Department of General Thoracic Surgery, Sakaide City Hospital, 3-1-2, Kotobuki-chou, , Sakaide-shi, Kagawa-ken, 762-8550, Japan.
Department of General Thoracic Surgery, KKR Takamatsu Hospital, 4-18, Tenjinmae, Takamatsu-shi, Kagawa-ken, 760-0018, Japan.
J Cardiothorac Surg. 2022 Apr 1;17(1):62. doi: 10.1186/s13019-022-01805-x.
Immunoglobulin G4-related disease (IgG4-RD) is characterized by the formation of inflammatory lesions with fibrosis and infiltration of IgG4-positive plasma cells and lymphocytes in various organs of the body. Since the first report of IgG4-related autoimmune pancreatitis, IgG4-RD affecting various organs has been reported; however, only a few reports of IgG4-related lung disease (IgG4-RLD) exist. In this report, we describe a case of IgG4-RLD that was difficult to differentiate from malignancy, and the usefulness of the surgical approach in determining the appropriate diagnosis and treatment plan.
A 61-year-old man was referred to our hospital after a chest radiograph revealed an abnormal chest shadow.

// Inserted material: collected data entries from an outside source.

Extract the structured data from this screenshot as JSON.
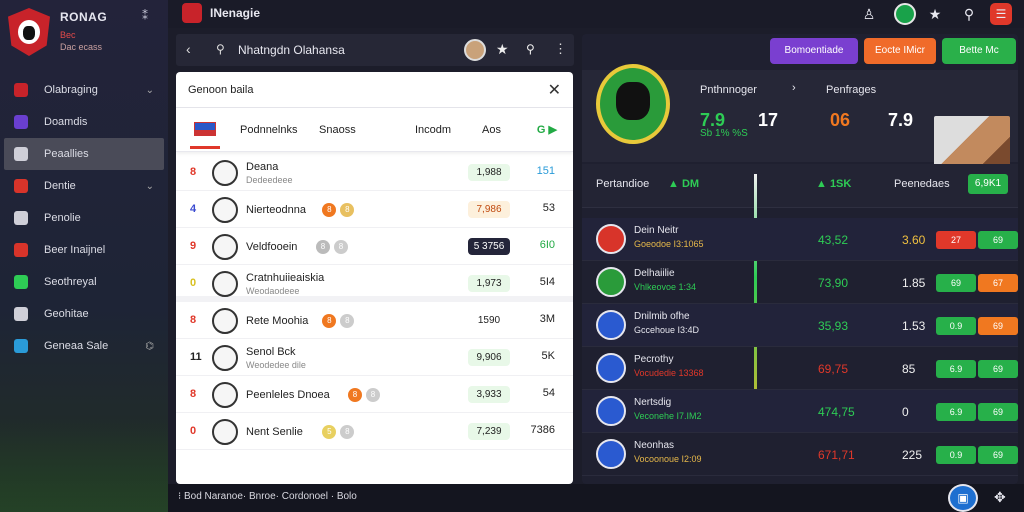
{
  "brand": {
    "title": "RONAG",
    "sub1": "Bec",
    "sub2": "Dac ecass",
    "close": "⁑"
  },
  "sidebar": {
    "items": [
      {
        "label": "Olabraging",
        "icon": "shield-icon",
        "color": "#c8232a",
        "chevron": "⌄"
      },
      {
        "label": "Doamdis",
        "icon": "grid-icon",
        "color": "#6a3fd0",
        "chevron": ""
      },
      {
        "label": "Peaallies",
        "icon": "card-icon",
        "color": "#cfcfd8",
        "chevron": "",
        "active": true
      },
      {
        "label": "Dentie",
        "icon": "globe-icon",
        "color": "#d8342a",
        "chevron": "⌄"
      },
      {
        "label": "Penolie",
        "icon": "settings-icon",
        "color": "#cfcfd8",
        "chevron": ""
      },
      {
        "label": "Beer Inaijnel",
        "icon": "badge-icon",
        "color": "#d8342a",
        "chevron": ""
      },
      {
        "label": "Seothreyal",
        "icon": "chart-icon",
        "color": "#2ecc55",
        "chevron": ""
      },
      {
        "label": "Geohitae",
        "icon": "screen-icon",
        "color": "#cfcfd8",
        "chevron": ""
      },
      {
        "label": "Geneaa Sale",
        "icon": "cloud-icon",
        "color": "#2a9bd8",
        "chevron": "⌬"
      }
    ]
  },
  "topbar": {
    "title": "INenagie"
  },
  "search": {
    "title": "Nhatngdn Olahansa"
  },
  "panel": {
    "title": "Genoon baila",
    "tabs": [
      "Podnnelnks",
      "Snaoss",
      "Incodm",
      "Aos",
      "G ▶"
    ],
    "rows": [
      {
        "num": "8",
        "num_color": "#e0382a",
        "name": "Deana",
        "sub": "Dedeedeee",
        "chips": [],
        "pill": "1,988",
        "pill_bg": "#e8f8e8",
        "pill_fg": "#222",
        "value": "151",
        "value_color": "#2a9bd8",
        "sep": false
      },
      {
        "num": "4",
        "num_color": "#3a4ad0",
        "name": "Nierteodnna",
        "sub": "",
        "chips": [
          {
            "t": "8",
            "c": "#f07820"
          },
          {
            "t": "8",
            "c": "#e8c060"
          }
        ],
        "pill": "7,986",
        "pill_bg": "#fdf0dc",
        "pill_fg": "#c04a10",
        "value": "53",
        "value_color": "#222",
        "sep": false
      },
      {
        "num": "9",
        "num_color": "#e0382a",
        "name": "Veldfooein",
        "sub": "",
        "chips": [
          {
            "t": "8",
            "c": "#bbbbbb"
          },
          {
            "t": "8",
            "c": "#cccccc"
          }
        ],
        "pill": "5 3756",
        "pill_bg": "#24253a",
        "pill_fg": "#fff",
        "value": "6I0",
        "value_color": "#22aa44",
        "sep": false
      },
      {
        "num": "0",
        "num_color": "#d8c020",
        "name": "Cratnhuiieaiskia",
        "sub": "Weodaodeee",
        "chips": [],
        "pill": "1,973",
        "pill_bg": "#e8f8e8",
        "pill_fg": "#222",
        "value": "5I4",
        "value_color": "#222",
        "sep": true
      },
      {
        "num": "8",
        "num_color": "#e0382a",
        "name": "Rete Moohia",
        "sub": "",
        "chips": [
          {
            "t": "8",
            "c": "#f07820"
          },
          {
            "t": "8",
            "c": "#cccccc"
          }
        ],
        "pill": "1590",
        "pill_bg": "#ffffff",
        "pill_fg": "#222",
        "value": "3M",
        "value_color": "#222",
        "sep": false
      },
      {
        "num": "11",
        "num_color": "#222",
        "name": "Senol Bck",
        "sub": "Weodedee dile",
        "chips": [],
        "pill": "9,906",
        "pill_bg": "#e8f8e8",
        "pill_fg": "#222",
        "value": "5K",
        "value_color": "#222",
        "sep": false
      },
      {
        "num": "8",
        "num_color": "#e0382a",
        "name": "Peenleles Dnoea",
        "sub": "",
        "chips": [
          {
            "t": "8",
            "c": "#f07820"
          },
          {
            "t": "8",
            "c": "#cccccc"
          }
        ],
        "pill": "3,933",
        "pill_bg": "#e8f8e8",
        "pill_fg": "#222",
        "value": "54",
        "value_color": "#222",
        "sep": false
      },
      {
        "num": "0",
        "num_color": "#e0382a",
        "name": "Nent Senlie",
        "sub": "",
        "chips": [
          {
            "t": "5",
            "c": "#e8d060"
          },
          {
            "t": "8",
            "c": "#cccccc"
          }
        ],
        "pill": "7,239",
        "pill_bg": "#e8f8e8",
        "pill_fg": "#222",
        "value": "7386",
        "value_color": "#222",
        "sep": false
      }
    ]
  },
  "dash": {
    "buttons": [
      {
        "label": "Bomoentiade",
        "bg": "#7a3fd0"
      },
      {
        "label": "Eocte IMicr",
        "bg": "#f06b2a"
      },
      {
        "label": "Bette Mc",
        "bg": "#2ab04a"
      }
    ],
    "hero": {
      "col1_title": "Pnthnnoger",
      "col1_big_a": "7.9",
      "col1_big_b": "17",
      "col1_small": "Sb 1% %S",
      "col2_title": "Penfrages",
      "col2_big_a": "06",
      "col2_big_b": "7.9",
      "chevron": "›"
    },
    "stats": {
      "label": "Pertandioe",
      "green1": "▲ DM",
      "green2": "▲ 1SK",
      "label2": "Peenedaes",
      "pill": "6,9K1"
    },
    "rows": [
      {
        "name": "Dein Neitr",
        "sub": "Goeodoe I3:1065",
        "sub_color": "#e6b84a",
        "crest": "#d8342a",
        "v1": "43,52",
        "v1_color": "#2ecc55",
        "v2": "3.60",
        "v2_color": "#f0c040",
        "p1": "27",
        "p1_bg": "#e0382a",
        "p2": "69",
        "p2_bg": "#27b04a"
      },
      {
        "name": "Delhaiilie",
        "sub": "Vhlkeovoe 1:34",
        "sub_color": "#2ecc55",
        "crest": "#2a9b3a",
        "v1": "73,90",
        "v1_color": "#2ecc55",
        "v2": "1.85",
        "v2_color": "#f0f0f0",
        "p1": "69",
        "p1_bg": "#27b04a",
        "p2": "67",
        "p2_bg": "#f07820"
      },
      {
        "name": "Dnilmib ofhe",
        "sub": "Gccehoue I3:4D",
        "sub_color": "#e6e6ee",
        "crest": "#2a5ad0",
        "v1": "35,93",
        "v1_color": "#2ecc55",
        "v2": "1.53",
        "v2_color": "#f0f0f0",
        "p1": "0.9",
        "p1_bg": "#27b04a",
        "p2": "69",
        "p2_bg": "#f07820"
      },
      {
        "name": "Pecrothy",
        "sub": "Vocudedie 13368",
        "sub_color": "#e0382a",
        "crest": "#2a5ad0",
        "v1": "69,75",
        "v1_color": "#e0382a",
        "v2": "85",
        "v2_color": "#f0f0f0",
        "p1": "6.9",
        "p1_bg": "#27b04a",
        "p2": "69",
        "p2_bg": "#27b04a"
      },
      {
        "name": "Nertsdig",
        "sub": "Veconehe I7.IM2",
        "sub_color": "#2ecc55",
        "crest": "#2a5ad0",
        "v1": "474,75",
        "v1_color": "#2ecc55",
        "v2": "0",
        "v2_color": "#f0f0f0",
        "p1": "6.9",
        "p1_bg": "#27b04a",
        "p2": "69",
        "p2_bg": "#27b04a"
      },
      {
        "name": "Neonhas",
        "sub": "Vocoonoue I2:09",
        "sub_color": "#e6b84a",
        "crest": "#2a5ad0",
        "v1": "671,71",
        "v1_color": "#e0382a",
        "v2": "225",
        "v2_color": "#f0f0f0",
        "p1": "0.9",
        "p1_bg": "#27b04a",
        "p2": "69",
        "p2_bg": "#27b04a"
      }
    ]
  },
  "bottombar": {
    "text": "⁝ Bod  Naranoe·  Bnroe·  Cordonoel ·  Bolo"
  }
}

At the time of his first visit, he had a slight fever and dyspnea on exertion. Chest computed tomography (CT) revealed a middle lobe hilar mass with irregular margins and swelling of the right hilar and mediastinal lymph nodes. These findings were not present on CT 1.5 years ago. F-fluorodeoxyglucose-positron emission tomography revealed a mass lesion with a maximum diameter of 5.5 cm, maximum standardized uptake value (SUVmax) of 11.0, and areas with high SUV in the hilar and mediastinal lymph nodes. We suspected lung cancer or malignant lymphoma and performed a thoracoscopic lung biopsy to confirm the diagnosis. Histopathological examination revealed no malignant findings, and IgG4-RLD was diagnosed. One month after treatment with prednisolone (PSL), the tumor had shrunk, but a CT scan during the third month of PSL treatment revealed multiple nodular shadows in both lungs. Considering the possibility of malignant complications and multiple lung metastases, we performed thoracoscopic partial lung resection of the new left lung nodules to determine the treatment strategy. Histopathological examination revealed no malignant findings in any of the lesions, and the patient was diagnosed with IgG4-RLD refractory to PSL monotherapy.
IgG4-RLD refractory to PSL monotherapy showed changes from a solitary large mass (pseudotumor) to multiple nodules on chest CT. It was difficult to distinguish malignancy from IgG4-RLD based on imaging tests and blood samples alone, and the surgical approach was useful in determining the appropriate diagnosis and treatment plan.
免疫球蛋白 G4 相关疾病(IgG4-RD)的特征是在身体各器官中形成伴有纤维化和 IgG4 阳性浆细胞及淋巴细胞浸润的炎症性病变。自首次报道 IgG4 相关自身免疫性胰腺炎以来,已有 IgG4-RD 累及多种器官的报道;然而,仅有少数 IgG4 相关肺部疾病(IgG4-RLD)的报道。在本报告中,我们描述了一例难以与恶性肿瘤相鉴别的 IgG4-RLD 病例,并探讨了手术方法在确定恰当诊断和治疗方案方面的作用。
一名 61 岁男性因胸片显示异常胸部阴影而被转诊至我院。初诊时,他有轻度发热和活动后呼吸困难。胸部计算机断层扫描(CT)显示中叶肺门肿块,边缘不规则,右肺门和纵隔淋巴结肿大。这些表现均不存在于 1.5 年前的 CT 上。氟-脱氧葡萄糖正电子发射断层扫描(F-fluorodeoxyglucose-positron emission tomography,FDG-PET)显示最大直径为 5.5cm 的肿块病变,最大标准化摄取值(SUVmax)为 11.0,肺门和纵隔淋巴结有高 SUV 区。我们怀疑为肺癌或恶性淋巴瘤,并进行了胸腔镜下肺活检以明确诊断。组织病理学检查未发现恶性表现,诊断为 IgG4-RLD。泼尼松龙(prednisolone,PSL)治疗 1 个月后,肿瘤缩小,但 PSL 治疗第 3 个月的 CT 扫描显示双肺多个结节状阴影。考虑到恶性并发症和多肺转移的可能性,我们对新出现的左肺结节进行了胸腔镜下部分肺叶切除术,以确定治疗策略。组织病理学检查显示所有病变均无恶性表现,患者被诊断为难治性 IgG4-RLD。
PSL 单药治疗难治性 IgG4-RLD 表现为胸部 CT 从单一较大肿块(假性肿瘤)转变为多个结节。仅依靠影像学检查和血液样本难以区分恶性肿瘤和 IgG4-RLD,手术方法有助于确定恰当的诊断和治疗方案。